Sebastian Barry’s Booker-Prize longlisted western odyssey, Day’s Without End, is a beautifully written novel with a grim and honest story set during the Indian Wars and the American Civil War. With so much complexity, time, space and war to take in, it could have easily been a weighty tome, but instead it is a fast, savage and comprehending snapshot of unconventional proportions.
Perhaps it’s biggest success is it’s treatment of the kill-or-be-killed cold nature of war, which ravaged the Native American people and had a huge impact across the entirety of North America. It’s a very dark period of history and Barry doesn’t shy away from it in the least, providing a brutal portrayal of the killings and warfare mentality that swept across the vast lands.
Days Without End is far from just a war novel, though, as it takes in everything from sexuality and gender to parenthood, friendship and love along the savage road to a certain peace. Race-related themes are also touched on here and there, in particular the brutal reality of the war between the expansionist United States of America and the Native American tribes, and less so the slavery and abuse of black Americans.
Its central character, Irish immigrant Thomas McNulty, goes on to be a soldier fighting first against the Native Americans and then for Abraham Lincoln’s anti-slavery Union. However, he starts out in the home of the free as a cross-dressing entertainer, which continues to be a big part of his life, so there’s this incredible dichotomy that cuts through everything.

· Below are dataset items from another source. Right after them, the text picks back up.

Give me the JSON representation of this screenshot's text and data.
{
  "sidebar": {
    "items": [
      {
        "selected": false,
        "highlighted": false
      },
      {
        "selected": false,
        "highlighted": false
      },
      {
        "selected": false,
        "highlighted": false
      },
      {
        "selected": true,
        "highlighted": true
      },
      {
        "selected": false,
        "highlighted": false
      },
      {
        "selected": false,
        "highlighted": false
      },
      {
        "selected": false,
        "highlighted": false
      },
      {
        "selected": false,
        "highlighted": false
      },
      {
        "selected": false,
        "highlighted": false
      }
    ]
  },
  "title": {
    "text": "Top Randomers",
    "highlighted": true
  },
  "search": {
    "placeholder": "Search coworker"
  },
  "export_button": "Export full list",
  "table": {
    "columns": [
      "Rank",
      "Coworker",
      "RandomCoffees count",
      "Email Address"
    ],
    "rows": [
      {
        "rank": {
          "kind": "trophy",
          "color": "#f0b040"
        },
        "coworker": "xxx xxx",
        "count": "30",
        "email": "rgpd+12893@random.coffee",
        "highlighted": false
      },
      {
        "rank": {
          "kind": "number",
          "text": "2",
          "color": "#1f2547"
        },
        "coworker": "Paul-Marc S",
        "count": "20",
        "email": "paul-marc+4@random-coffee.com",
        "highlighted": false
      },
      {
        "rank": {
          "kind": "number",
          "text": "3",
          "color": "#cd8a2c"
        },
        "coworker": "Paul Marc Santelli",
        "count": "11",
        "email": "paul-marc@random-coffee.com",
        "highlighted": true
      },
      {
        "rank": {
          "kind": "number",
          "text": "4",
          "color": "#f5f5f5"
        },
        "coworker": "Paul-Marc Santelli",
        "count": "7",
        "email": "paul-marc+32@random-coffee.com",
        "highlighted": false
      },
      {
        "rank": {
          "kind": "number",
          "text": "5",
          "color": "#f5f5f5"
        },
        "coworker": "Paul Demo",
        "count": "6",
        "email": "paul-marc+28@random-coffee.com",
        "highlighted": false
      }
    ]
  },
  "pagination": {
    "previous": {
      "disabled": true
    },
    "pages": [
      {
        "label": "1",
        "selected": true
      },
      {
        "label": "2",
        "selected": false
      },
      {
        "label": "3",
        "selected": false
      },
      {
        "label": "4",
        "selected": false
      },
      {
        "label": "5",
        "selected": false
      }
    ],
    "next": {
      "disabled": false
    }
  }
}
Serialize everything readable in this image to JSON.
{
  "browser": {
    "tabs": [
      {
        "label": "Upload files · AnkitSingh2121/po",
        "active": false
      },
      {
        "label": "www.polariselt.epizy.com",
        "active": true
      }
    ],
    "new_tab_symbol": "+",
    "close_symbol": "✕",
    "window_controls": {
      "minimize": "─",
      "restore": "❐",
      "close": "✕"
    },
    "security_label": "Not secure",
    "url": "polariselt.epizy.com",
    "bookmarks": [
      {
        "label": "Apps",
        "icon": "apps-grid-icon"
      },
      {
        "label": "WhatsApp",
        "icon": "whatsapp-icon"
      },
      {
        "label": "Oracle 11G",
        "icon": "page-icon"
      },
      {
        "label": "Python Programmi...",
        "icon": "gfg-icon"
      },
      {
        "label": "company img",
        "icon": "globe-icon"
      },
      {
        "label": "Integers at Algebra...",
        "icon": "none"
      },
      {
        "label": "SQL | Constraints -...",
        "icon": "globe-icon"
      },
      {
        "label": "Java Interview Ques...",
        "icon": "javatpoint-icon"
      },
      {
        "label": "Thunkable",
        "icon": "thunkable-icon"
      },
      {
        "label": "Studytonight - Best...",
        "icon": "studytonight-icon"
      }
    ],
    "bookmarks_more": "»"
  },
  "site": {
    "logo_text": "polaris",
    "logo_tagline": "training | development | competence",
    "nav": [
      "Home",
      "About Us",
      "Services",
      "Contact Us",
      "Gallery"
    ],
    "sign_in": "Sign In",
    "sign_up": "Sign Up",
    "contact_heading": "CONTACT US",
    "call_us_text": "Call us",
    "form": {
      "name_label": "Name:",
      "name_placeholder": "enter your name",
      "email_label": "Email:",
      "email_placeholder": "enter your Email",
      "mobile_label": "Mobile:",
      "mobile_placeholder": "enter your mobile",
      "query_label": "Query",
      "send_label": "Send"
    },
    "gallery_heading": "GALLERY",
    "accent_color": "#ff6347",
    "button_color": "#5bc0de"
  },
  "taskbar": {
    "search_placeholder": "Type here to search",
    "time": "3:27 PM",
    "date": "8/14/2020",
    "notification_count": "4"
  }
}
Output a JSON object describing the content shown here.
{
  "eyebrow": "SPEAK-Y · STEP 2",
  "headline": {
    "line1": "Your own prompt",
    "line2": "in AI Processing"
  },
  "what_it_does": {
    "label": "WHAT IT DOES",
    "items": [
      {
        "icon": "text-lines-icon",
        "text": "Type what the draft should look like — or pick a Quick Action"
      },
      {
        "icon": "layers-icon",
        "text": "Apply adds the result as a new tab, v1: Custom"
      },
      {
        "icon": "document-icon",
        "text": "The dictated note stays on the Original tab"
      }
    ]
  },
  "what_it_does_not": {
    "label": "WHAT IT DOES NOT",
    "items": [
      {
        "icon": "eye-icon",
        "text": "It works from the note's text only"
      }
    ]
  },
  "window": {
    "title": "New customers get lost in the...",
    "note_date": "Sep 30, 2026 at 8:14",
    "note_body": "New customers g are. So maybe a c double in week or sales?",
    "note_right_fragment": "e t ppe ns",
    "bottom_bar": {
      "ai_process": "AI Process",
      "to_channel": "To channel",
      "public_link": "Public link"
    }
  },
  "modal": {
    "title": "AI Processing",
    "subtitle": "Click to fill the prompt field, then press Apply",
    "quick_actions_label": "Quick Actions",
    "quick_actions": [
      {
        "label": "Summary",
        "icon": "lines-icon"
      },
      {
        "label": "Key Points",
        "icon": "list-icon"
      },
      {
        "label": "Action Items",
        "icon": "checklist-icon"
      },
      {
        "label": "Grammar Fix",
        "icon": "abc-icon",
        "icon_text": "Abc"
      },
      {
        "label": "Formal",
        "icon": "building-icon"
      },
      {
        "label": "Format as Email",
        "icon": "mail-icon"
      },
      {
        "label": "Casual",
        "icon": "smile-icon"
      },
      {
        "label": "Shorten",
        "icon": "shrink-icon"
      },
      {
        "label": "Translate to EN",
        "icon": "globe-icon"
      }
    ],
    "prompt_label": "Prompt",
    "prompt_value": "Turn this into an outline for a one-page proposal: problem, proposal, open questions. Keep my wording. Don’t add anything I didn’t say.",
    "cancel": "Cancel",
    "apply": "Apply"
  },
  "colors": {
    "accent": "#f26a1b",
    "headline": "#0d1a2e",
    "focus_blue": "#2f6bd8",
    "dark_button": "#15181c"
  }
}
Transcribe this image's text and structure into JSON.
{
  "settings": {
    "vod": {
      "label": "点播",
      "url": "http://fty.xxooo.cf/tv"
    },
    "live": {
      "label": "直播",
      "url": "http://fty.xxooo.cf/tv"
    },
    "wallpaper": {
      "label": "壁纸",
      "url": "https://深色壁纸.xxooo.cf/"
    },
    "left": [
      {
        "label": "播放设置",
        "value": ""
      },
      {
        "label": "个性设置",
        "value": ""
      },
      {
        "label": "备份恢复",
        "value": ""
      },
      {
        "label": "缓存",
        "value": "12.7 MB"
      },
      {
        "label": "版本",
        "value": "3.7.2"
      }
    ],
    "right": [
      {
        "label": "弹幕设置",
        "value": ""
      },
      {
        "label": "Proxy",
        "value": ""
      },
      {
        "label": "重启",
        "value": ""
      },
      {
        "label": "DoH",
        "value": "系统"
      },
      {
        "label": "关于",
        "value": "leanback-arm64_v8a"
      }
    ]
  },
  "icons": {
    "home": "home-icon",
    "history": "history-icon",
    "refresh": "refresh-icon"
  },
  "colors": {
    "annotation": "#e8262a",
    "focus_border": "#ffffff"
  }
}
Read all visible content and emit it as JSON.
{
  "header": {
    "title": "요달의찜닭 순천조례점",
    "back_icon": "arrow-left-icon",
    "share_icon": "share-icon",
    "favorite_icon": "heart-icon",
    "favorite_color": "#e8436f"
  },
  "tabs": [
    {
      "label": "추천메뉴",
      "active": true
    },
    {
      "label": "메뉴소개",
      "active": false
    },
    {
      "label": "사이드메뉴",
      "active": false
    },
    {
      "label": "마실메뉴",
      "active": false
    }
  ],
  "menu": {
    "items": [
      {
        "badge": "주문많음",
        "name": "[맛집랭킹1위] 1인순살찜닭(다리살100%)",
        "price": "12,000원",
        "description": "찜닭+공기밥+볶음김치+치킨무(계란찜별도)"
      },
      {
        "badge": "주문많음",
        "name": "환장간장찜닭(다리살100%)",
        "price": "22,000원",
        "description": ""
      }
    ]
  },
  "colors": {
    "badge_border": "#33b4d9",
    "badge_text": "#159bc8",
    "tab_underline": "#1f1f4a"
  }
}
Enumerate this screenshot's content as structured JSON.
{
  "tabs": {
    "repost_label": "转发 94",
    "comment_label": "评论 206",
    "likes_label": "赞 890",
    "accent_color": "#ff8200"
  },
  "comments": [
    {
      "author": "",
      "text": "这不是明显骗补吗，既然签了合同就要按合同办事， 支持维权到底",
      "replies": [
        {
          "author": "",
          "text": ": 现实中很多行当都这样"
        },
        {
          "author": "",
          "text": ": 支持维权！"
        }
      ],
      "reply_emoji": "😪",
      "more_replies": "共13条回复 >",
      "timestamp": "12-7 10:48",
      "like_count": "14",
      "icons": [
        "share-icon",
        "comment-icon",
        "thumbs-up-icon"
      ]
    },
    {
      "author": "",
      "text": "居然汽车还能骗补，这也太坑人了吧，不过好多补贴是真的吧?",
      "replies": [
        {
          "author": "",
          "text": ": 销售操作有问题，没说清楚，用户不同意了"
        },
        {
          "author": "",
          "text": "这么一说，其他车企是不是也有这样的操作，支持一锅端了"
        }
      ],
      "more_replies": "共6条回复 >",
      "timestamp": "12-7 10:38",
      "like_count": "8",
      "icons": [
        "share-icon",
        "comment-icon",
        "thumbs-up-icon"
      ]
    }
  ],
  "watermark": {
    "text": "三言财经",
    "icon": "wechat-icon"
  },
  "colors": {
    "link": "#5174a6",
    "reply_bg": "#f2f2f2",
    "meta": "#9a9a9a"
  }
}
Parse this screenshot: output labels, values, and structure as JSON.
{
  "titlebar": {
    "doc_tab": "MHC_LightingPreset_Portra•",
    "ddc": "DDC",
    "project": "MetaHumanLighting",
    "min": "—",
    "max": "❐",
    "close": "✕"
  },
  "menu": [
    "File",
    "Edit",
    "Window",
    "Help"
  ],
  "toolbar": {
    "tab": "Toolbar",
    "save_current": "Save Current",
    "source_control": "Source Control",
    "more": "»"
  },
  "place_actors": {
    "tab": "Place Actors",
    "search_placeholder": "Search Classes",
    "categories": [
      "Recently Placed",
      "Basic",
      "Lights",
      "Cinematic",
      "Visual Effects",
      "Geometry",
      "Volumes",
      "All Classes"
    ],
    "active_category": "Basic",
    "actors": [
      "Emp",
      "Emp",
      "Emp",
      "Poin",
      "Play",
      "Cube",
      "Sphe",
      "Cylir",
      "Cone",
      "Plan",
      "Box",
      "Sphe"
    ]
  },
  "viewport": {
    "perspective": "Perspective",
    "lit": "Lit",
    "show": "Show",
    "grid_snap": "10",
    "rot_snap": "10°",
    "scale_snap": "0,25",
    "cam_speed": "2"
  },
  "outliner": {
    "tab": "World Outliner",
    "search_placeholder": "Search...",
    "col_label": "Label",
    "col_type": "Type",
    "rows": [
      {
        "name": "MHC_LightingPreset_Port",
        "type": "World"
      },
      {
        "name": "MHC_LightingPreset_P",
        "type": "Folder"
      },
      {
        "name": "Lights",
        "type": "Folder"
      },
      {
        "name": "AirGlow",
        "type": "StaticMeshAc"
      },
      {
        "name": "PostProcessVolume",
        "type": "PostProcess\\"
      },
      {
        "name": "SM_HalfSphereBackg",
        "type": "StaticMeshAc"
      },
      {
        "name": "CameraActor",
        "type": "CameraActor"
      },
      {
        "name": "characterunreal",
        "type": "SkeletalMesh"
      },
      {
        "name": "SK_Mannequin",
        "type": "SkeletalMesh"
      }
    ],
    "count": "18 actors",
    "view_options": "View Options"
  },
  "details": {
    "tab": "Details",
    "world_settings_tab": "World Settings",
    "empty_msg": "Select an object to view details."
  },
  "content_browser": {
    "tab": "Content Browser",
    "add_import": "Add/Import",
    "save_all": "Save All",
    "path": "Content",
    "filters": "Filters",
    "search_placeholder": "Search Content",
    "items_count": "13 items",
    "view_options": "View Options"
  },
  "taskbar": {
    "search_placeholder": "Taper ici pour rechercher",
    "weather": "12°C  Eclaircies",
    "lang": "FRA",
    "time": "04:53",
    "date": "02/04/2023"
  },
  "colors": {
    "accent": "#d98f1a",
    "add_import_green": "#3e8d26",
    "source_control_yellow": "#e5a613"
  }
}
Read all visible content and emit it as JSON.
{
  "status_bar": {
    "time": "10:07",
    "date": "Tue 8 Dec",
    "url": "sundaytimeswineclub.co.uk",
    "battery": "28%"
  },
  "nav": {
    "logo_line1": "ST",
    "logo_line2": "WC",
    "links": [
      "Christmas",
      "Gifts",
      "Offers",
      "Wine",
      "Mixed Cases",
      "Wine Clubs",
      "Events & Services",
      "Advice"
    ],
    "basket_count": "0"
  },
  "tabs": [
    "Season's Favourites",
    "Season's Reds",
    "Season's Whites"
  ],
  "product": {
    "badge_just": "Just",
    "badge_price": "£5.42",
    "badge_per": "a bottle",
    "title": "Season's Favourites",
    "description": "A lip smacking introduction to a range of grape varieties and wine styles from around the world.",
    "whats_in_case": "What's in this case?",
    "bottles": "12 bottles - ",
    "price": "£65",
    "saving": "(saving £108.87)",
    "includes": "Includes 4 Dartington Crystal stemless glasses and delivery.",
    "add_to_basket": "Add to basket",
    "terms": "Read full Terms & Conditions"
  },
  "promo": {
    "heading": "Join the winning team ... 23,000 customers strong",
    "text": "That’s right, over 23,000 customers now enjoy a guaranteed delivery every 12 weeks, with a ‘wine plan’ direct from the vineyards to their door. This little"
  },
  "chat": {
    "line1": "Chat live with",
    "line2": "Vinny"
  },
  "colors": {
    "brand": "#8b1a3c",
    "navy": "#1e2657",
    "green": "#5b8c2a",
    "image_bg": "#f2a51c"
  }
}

He’s also in love with his beau John Cole, who he meets shortly after his arrival in America following his flight from Ireland’s Great Famine. They stick together through thick and thin, whether they’re dressed as women to entertain local miners, killing Native Americans in the army, fighting the Confederacy South or trying to bring up their adopted Native American daughter Winona.
It delivers a horrifically honest portrayal of the massacre mindset behind the wars, which left countless dead and displaced huge volumes of Native American people. It daubs at the heart of morality with a many shades of grey brush that calls into account the actions of the soldiers, their order-dealing superior officers and government decision makers above them.
While it neither condemns or condones the characters it casts into life, there are no doubts about what is right and wrong. So much so in fact, that it’s tough to empathise with the central characters in the aftermath of the atrocities that they commit.
Counterbalanced against the grim reality of the wars is a beautiful poetry to the descriptions of the wilderness that Thomas travels through and the people that he comes in contact with. There’s also a no-nonsense brevity to the narration, which helps to give the story it’s cold look back on the history of the period.
Sebastian Barry’s Days Without End comes to a close a little too conveniently, but it delivers a sweeping American epic before that, asking a lot of the reader. It’s a clever trove of subtle postulations on the themes of sexuality, gender, love, friendship, parenthood, racial persecution and war and it brings it all together with a lot of skill.
It’s easy to appreciate why it has already won the Costa Book Award and the Walter Scott Prize, and it’s clearly going to be in the running for the Booker Prize following its recent longlist nomination. It may not be quite as epic, or perfectly enclosed as either The History Of Seven Killings or The Narrow Road To The Deep North before it, but there are shades of their style and impact.